Dr Clifford started his talk by observing that data analysis in health care has currently not moved far beyond simply digitising a paper process. Technology can sometimes interfere with the data recording, producing a system that is slower than the pen: meanwhile, time delays in analysis can lead to "clinically significant" errors. An example was given of nurses sampling blood pressure at regular times, with intervals that might be up to 120 minutes, tending to over-estimate the readings and sampling at a very low rate (below Nyquist), which can lead to hypotensive (low B.P.) episodes being missed altogether, with serious diagnostic consequences.
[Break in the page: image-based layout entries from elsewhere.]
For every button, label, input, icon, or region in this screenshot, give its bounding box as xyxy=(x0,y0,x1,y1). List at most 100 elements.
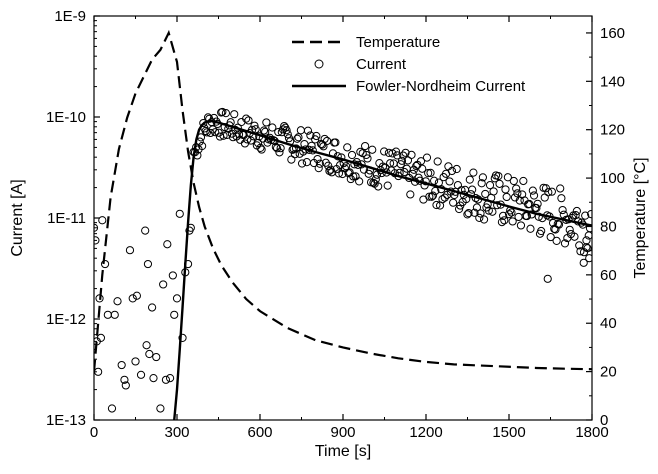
current-point xyxy=(175,209,184,218)
current-point xyxy=(576,247,585,256)
current-point xyxy=(230,110,239,119)
current-point xyxy=(280,121,289,131)
current-point xyxy=(128,294,137,303)
current-point xyxy=(547,187,556,196)
current-point xyxy=(447,166,457,176)
current-point xyxy=(95,294,104,303)
current-point xyxy=(94,236,100,245)
legend-current-marker xyxy=(314,59,324,69)
current-point xyxy=(503,173,512,182)
current-point xyxy=(163,240,172,249)
y-left-tick-label: 1E-9 xyxy=(54,8,86,25)
current-point xyxy=(508,217,517,226)
current-point xyxy=(110,310,119,319)
current-point xyxy=(132,291,141,300)
current-point xyxy=(454,204,464,214)
current-point xyxy=(313,154,322,164)
current-point xyxy=(440,193,449,202)
current-point xyxy=(431,186,440,196)
current-point xyxy=(156,404,165,413)
x-tick-label: 0 xyxy=(90,424,98,441)
plot-frame xyxy=(94,16,592,420)
x-tick-label: 600 xyxy=(247,424,272,441)
current-point xyxy=(159,280,168,289)
current-point xyxy=(221,109,231,118)
current-point xyxy=(504,210,514,219)
y-left-tick-label: 1E-12 xyxy=(46,311,86,328)
current-point xyxy=(261,127,270,136)
current-point xyxy=(244,116,253,125)
current-point xyxy=(559,210,568,219)
current-point xyxy=(246,136,255,145)
current-point xyxy=(544,188,553,197)
current-point xyxy=(148,303,157,312)
current-point xyxy=(275,148,284,157)
x-tick-label: 300 xyxy=(164,424,189,441)
current-point xyxy=(161,375,171,384)
y-right-tick-label: 100 xyxy=(600,170,625,187)
current-point xyxy=(529,191,539,200)
current-point xyxy=(554,220,564,229)
y-right-tick-label: 140 xyxy=(600,73,625,90)
temperature-line xyxy=(94,29,592,372)
current-point xyxy=(432,200,441,210)
current-point xyxy=(142,341,151,350)
current-point xyxy=(556,184,565,193)
current-point xyxy=(488,207,497,216)
current-point xyxy=(100,259,110,269)
current-point xyxy=(168,271,177,280)
current-point xyxy=(495,179,504,188)
current-point xyxy=(408,169,417,178)
current-point xyxy=(570,232,579,241)
current-point xyxy=(522,211,532,221)
current-point xyxy=(349,172,358,181)
current-point xyxy=(582,236,591,245)
current-point xyxy=(533,199,542,208)
current-point xyxy=(113,297,122,306)
current-point xyxy=(478,173,487,182)
current-point xyxy=(438,195,447,204)
fowler-nordheim-line xyxy=(173,119,592,420)
current-point xyxy=(583,244,592,253)
current-point xyxy=(361,141,370,151)
current-point xyxy=(234,130,244,139)
current-point xyxy=(165,373,175,383)
current-point xyxy=(509,176,518,186)
current-point xyxy=(371,175,380,184)
current-point xyxy=(324,161,333,170)
current-point xyxy=(211,128,220,137)
current-point xyxy=(391,147,401,156)
current-point xyxy=(397,156,407,165)
current-point xyxy=(198,141,207,151)
current-point xyxy=(558,205,567,215)
current-point xyxy=(516,221,526,230)
current-point xyxy=(145,349,154,359)
current-point xyxy=(427,192,436,201)
chart-marks xyxy=(94,29,592,420)
current-point xyxy=(121,381,130,390)
current-point xyxy=(346,174,355,184)
current-point xyxy=(136,370,146,379)
current-point xyxy=(250,121,259,130)
current-point xyxy=(312,131,321,141)
current-point xyxy=(476,209,485,218)
y-left-tick-label: 1E-13 xyxy=(46,412,86,429)
current-point xyxy=(172,294,182,303)
current-point xyxy=(290,150,300,159)
current-point xyxy=(507,208,516,217)
current-point xyxy=(513,189,522,198)
current-point xyxy=(494,171,503,181)
current-point xyxy=(475,213,484,222)
current-point xyxy=(311,135,320,144)
current-point xyxy=(481,189,490,199)
y-right-tick-label: 80 xyxy=(600,218,617,235)
current-point xyxy=(363,154,372,163)
current-point xyxy=(347,150,357,160)
current-point xyxy=(470,208,479,217)
current-point xyxy=(334,169,344,178)
current-point xyxy=(320,134,329,144)
x-axis-label: Time [s] xyxy=(315,443,371,460)
current-point xyxy=(526,224,535,233)
legend-label: Fowler-Nordheim Current xyxy=(356,78,526,95)
y-right-tick-label: 160 xyxy=(600,25,625,42)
It is impractical to sample more frequently, so irregular sampling is needed; additionally, using direct personal monitoring avoids human transcription errors.
World Health Organisation figures make it clear that quality of health care is not a function of per-capita spending: the USA comes 37th on the quality list, just below Costa Rica, despite spending more per capita on public health care than the UK. The UK is 18th on the list, which is topped by France.
But while money is not so important for quality as might be expected, lack of trained health care workers in resource-poor regions means poor infrastructure: but Coca-Cola still gets there - as do mobile phones. The Chinese access the Internet largely through mobile phones: it is estimated that 950 million people will be using mobile phones for Internet access by 2020. (The figure rose by 18% in six months recently.)
The mobile phone infrastructure can be used to capture and transmit medical notes, images, videos etc. The phone itself is a physical object with a password, giving automatic security; and modern phones are also often equipped with accelerometers, cameras etc. that can provide rich diagnostic capture, and can automatically monitor patient activity; they can also play a vital role in prompting patients to carry out necessary tasks, e.g. checking blood sugar levels.
Using mobile phones in this way is known as "mHealth". Dr Clifford gave an example of an Oxford trial monitoring COPD (chronic obstructive pulmonary disease), which combines monitoring of sleep, ECG, heart sounds, pulse oximetry, respiration and blood pressure. Heart monitoring can be performed using a hands-free kit mounted in an egg cup to provide a cheap mobile stethoscope; and a mobile phone blood pressure monitor can be produced for just £5, using a cheap cuff with a manual inflation ball, a £3 silicon chip to measure pressure, and a USB connection to the phone - an app running on an Android phone gives exact instructions to the patient on what to do, and measures the pressure fluctuations directly. Heart rate can be determined by Fourier analysis of the pressure variations during the measurement.
Dr Clifford made a convincing case for the ability of the mobile phone to transform health care, particularly in resource-poor regions.